特定のWebサイトだけ閲覧できない問題を解決

一部のWebサイトだけ表示できない!?

実家に帰省して家のネットでネットサーフィンをしていたのですが、一部のWebサイトだけ何故か表示できない!

他のサイトは問題なく表示できていたので、サイトのサーバー側の問題だと思っていたのですが…

どうも調べてみると自分のPCに問題がありそう?

DNSリゾルバ

一部のサイトだけ表示できないということは、DNSサーバー周りに問題があるのかも?

ということでまずはnslookupコマンドを使ってみます。

このコマンドはドメイン名を指定するとそのドメイン名のIPアドレス名前解決に利用したDNSサーバを表示してくれるコマンドです。

ターミナル
$ nslookup marsquai.com
Server:		127.0.0.53
Address:	127.0.0.53#53

Non-authoritative answer:
Name:	marsquai.com
Address: 34.84.179.139

どうやら名前解決に利用しているDNSサーバ127.0.0.53のIPアドレスのサーバーを利用しているようです。
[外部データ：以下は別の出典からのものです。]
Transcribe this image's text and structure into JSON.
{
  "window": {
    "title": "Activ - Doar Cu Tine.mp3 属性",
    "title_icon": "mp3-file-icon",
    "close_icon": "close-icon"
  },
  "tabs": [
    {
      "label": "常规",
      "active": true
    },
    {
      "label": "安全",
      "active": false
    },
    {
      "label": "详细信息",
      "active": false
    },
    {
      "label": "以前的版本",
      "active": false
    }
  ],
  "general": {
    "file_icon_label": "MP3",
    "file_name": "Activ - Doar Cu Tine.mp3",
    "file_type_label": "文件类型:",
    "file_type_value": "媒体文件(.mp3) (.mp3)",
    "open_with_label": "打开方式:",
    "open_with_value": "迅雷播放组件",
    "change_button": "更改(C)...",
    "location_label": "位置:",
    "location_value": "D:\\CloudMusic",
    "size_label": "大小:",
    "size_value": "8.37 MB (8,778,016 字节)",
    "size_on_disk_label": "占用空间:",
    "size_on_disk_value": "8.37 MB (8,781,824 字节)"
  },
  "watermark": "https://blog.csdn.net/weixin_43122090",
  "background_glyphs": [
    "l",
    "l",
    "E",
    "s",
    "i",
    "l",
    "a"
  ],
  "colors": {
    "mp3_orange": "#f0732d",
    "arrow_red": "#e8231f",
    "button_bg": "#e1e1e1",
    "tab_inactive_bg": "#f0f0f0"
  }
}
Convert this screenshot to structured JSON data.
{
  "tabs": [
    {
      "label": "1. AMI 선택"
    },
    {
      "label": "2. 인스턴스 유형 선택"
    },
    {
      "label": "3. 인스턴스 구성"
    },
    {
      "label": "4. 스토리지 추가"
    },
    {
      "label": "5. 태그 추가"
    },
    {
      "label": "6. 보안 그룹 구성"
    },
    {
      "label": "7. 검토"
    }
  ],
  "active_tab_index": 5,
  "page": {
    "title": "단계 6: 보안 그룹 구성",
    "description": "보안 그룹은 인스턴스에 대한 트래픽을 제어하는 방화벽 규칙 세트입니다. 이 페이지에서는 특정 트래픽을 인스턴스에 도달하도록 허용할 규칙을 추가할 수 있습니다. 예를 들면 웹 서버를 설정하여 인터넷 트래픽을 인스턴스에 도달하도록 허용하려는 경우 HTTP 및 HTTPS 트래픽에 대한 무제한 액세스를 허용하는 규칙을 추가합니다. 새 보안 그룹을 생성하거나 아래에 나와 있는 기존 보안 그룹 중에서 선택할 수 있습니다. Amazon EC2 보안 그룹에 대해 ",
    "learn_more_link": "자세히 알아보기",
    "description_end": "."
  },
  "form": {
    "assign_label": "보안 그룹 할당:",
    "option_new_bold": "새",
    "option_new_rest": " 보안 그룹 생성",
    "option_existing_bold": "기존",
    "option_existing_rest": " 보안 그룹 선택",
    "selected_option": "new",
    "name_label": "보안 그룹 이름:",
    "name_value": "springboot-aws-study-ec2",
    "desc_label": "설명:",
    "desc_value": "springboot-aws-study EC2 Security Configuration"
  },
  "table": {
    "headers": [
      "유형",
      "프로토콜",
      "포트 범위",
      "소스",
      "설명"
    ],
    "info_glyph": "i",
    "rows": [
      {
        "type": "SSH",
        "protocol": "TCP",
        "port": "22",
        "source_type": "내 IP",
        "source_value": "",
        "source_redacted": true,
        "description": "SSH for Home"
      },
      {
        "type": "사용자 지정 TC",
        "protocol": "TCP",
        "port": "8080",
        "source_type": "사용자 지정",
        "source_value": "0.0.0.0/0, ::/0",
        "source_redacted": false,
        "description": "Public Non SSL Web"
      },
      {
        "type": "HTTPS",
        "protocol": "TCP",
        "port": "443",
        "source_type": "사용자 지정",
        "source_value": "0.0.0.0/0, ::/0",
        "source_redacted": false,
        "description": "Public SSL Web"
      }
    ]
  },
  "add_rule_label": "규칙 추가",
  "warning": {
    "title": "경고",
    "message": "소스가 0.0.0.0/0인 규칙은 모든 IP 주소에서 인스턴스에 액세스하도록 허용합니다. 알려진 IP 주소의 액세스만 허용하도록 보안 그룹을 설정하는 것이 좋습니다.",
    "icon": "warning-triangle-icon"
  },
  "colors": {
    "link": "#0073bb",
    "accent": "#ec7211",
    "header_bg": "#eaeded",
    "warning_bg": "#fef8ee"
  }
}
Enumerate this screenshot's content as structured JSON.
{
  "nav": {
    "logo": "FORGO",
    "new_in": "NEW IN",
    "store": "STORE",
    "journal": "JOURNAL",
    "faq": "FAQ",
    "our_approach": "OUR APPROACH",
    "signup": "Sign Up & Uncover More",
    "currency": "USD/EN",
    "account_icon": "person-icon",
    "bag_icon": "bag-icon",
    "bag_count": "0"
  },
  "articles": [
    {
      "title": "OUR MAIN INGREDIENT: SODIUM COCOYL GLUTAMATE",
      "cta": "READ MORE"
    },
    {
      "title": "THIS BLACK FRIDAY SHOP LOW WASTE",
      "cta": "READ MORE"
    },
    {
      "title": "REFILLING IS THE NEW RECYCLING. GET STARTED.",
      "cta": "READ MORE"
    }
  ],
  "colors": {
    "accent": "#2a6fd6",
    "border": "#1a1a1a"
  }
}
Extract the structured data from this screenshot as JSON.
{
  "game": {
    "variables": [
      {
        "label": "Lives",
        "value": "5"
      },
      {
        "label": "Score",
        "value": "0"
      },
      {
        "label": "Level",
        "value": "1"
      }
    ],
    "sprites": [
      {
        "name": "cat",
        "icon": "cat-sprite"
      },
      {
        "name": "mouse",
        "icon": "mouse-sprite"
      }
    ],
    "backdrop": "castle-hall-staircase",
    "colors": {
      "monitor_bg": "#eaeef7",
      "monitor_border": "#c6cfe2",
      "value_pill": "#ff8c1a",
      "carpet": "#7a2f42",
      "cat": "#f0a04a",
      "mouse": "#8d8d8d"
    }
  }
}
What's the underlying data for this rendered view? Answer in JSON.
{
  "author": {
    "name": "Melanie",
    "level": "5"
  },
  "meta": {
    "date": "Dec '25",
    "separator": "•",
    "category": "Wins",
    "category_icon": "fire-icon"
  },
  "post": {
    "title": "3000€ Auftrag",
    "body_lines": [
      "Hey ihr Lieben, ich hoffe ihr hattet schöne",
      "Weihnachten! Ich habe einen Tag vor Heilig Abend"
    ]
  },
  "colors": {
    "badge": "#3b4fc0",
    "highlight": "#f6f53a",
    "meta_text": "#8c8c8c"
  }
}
127.0.0.0/8のIPアドレスはループバックアドレスとして設定されているはずなので、ローカルPCで動いている何かのサービスに向いているようです。

一応/etc/resolve.confファイルも確認してみましょう。

このファイルはLinuxの名前解決の設定ファイルです。

ターミナル
$ ls -la /etc/resolv.conf 
lrwxrwxrwx 1 root root 39  4月 11  2018 /etc/resolv.conf -> ../run/systemd/resolve/stub-resolv.conf
$ cat /etc/resolv.conf 
# This file is managed by man:systemd-resolved(8). Do not edit.
#
# This is a dynamic resolv.conf file for connecting local clients to the
# internal DNS stub resolver of systemd-resolved. This file lists all
# configured search domains.
#
# Run "resolvectl status" to see details about the uplink DNS servers
# currently in use.
#
# Third party programs must not access this file directly, but only through the
# symlink at /etc/resolv.conf. To manage man:resolv.conf(5) in a different way,
# replace this symlink by a static file or a different symlink.
#
# See man:systemd-resolved.service(8) for details about the supported modes of
# operation for /etc/resolv.conf.

nameserver 127.0.0.53
options edns0 trust-ad

どうやら/etc/resolv.confSymbolicLinkになっているようです(これは設定が動的な設定であることを表す)。

またファイルの中身を見るとnslookupで確認した内容と同じ様にDNSサーバとして127.0.0.53を利用している設定が確認できます。

さらにコメントでいろいろ書いてあります。

要約すると以下の

  • このファイルはman:systemd-resolved(8)により管理されているため、勝手に編集しないこと
  • このファイルはsystemd-resolved内部DNS stub resolverに接続するよう設定されています。
  • resolvectl statusコマンドを使用することで上り回線で今使用されているDNSサーバーの詳細を表示できます。
  • サードパーティのプログラムはこのファイル(../run/systemd/resolve/stub-resolv.conf)を直接参照せず/etc/resolve.confにアクセスすること

どうもこの内部DNS stub resolverというのが気になります…


DNS stub resolver(DNSスタブリゾルバ―)

まずはそれぞれのリゾルバの役割について簡単に解説します。

通常、ブラウザからドメインの名前解決を行う場合以下のような手順が踏まれます。

  1. ブラウザからローカルPCのスタブリゾルバにドメイン名の検索を依頼
  2. スタブリゾルバからフルサービスリゾルバ(DNSキャッシュサーバ)にドメイン名の検索を依頼
  3. フルサービスリゾルバはコンテンツサーバにドメイン名の検索を依頼。見つかった場合にはそのIPアドレスが返される
  4. フルサービスリゾルバは返されたIPアドレスをスタブリゾルバに返す
  5. スタブリゾルバはIPアドレスをブラウザに返す

スタブリゾルバはローカルのPC内のリゾルバでただドメイン名とIPアドレスの受け渡しをするだけのはずなのですが…

もしやUbuntuの利用しているスタブリゾルバに何か特殊な機能があるのかも!?

先程、/etc/resolve.confを確認した際のコメントに、スタブリゾルバとしてsystemd-resolvedを使っていると書いてありました。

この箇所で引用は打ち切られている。